Offensichtlich sollte dieses Mittel dazu dienen, Nachrichten zwischen Liebenden zu übermitteln, ohne dass deren Eltern, welche die Post in die Hände bekamen oder vielleicht sogar öffneten, davon etwas mitkriegten. Aber schon damals wurde mir klar, dass das im Ernst nicht funktionieren konnte. Schließlich hatten die Eltern ebenso wie die Kinder Gelegenheit, sich das Schaufenster anzusehen und damit den Geheimcode zu entschlüsseln.

Das Beispiel ist längst aus der Zeit gefallen. Wer verschickt heute noch papierne Liebesbriefe? (Noch ein paar Jahre später lautet die Gegenfrage vielleicht: Was ist eine Briefmarke?) Gleichwohl illustriert es das wesentliche Problem der geheimen Nachrichtenübermittlung. A möchte an B eine Nachricht senden, die nur B lesen soll und niemand sonst.

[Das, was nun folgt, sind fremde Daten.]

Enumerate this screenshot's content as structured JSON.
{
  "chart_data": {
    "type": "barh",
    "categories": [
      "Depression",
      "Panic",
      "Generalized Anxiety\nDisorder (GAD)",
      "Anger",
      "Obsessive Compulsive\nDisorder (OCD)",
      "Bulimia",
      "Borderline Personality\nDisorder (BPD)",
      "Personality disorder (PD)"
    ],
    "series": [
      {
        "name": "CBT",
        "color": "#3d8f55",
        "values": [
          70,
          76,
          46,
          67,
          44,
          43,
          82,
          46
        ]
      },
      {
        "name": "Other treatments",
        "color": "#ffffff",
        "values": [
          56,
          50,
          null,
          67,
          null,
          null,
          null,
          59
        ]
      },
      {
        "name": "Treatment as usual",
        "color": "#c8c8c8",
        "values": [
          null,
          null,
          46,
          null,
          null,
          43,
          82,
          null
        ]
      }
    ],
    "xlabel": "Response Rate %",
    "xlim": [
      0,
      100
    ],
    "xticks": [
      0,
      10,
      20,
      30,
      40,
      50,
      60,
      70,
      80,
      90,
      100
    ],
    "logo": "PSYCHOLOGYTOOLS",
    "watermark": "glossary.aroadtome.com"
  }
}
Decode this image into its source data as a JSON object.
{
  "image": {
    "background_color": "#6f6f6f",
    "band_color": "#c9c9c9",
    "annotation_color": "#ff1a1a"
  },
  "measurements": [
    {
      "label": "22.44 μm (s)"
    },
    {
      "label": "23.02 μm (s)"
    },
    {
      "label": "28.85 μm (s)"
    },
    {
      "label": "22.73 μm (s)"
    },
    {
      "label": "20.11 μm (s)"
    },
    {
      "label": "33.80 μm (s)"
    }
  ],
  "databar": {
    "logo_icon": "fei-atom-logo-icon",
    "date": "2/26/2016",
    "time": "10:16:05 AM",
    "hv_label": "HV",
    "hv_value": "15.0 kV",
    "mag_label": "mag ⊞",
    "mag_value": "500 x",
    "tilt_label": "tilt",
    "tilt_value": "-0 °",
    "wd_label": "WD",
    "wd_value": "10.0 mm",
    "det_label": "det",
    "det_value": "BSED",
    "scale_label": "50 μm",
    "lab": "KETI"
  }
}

Damit es nicht ganz so abstrakt aussieht, pflegt man die Beteiligten nicht A und B, sondern Alice und Bob zu nennen. Den beiden steht aber nur ein „unsicherer Kanal“ zur Verfügung. Das heißt, dass unterwegs jeder die Nachricht mitlesen kann. Also müssen sie vor der Versendung jeder Nachricht einen „Schlüssel“ verabreden: ein Verfahren, das den Klartext beim Sender in einen unverständlichen Geheimtext und diesen beim Empfänger wieder in den Klartext verwandelt. Und selbstverständlich darf ein solcher Schlüssel nicht im Schaufenster stehen!

Mit der Konstruktion von Schlüsseln befasst sich eine ganze Wissenschaft, die Kryptographie. Bei einem der einfachsten Verfahren schreibt Alice den Klartext wie üblich zeilenweise auf Rechenkästchenpapier – in jedes Kästchen einen Buchstaben – und schreibt ihn dann spaltenweise auf einen langen Papierstreifen ab: erst die Buchstaben in der linkesten Spalte, dann die in der zweitlinkesten und so weiter. Das ergibt den Geheimtext. Obgleich der genau dieselben Buchstaben in denselben Anzahlen enthält wie der Klartext, sieht er aus wie unverständliches Kauderwelsch. Und wenn per Zufall irgendwo ein sinnvolles Wort darin auftaucht, nützt das überhaupt nichts.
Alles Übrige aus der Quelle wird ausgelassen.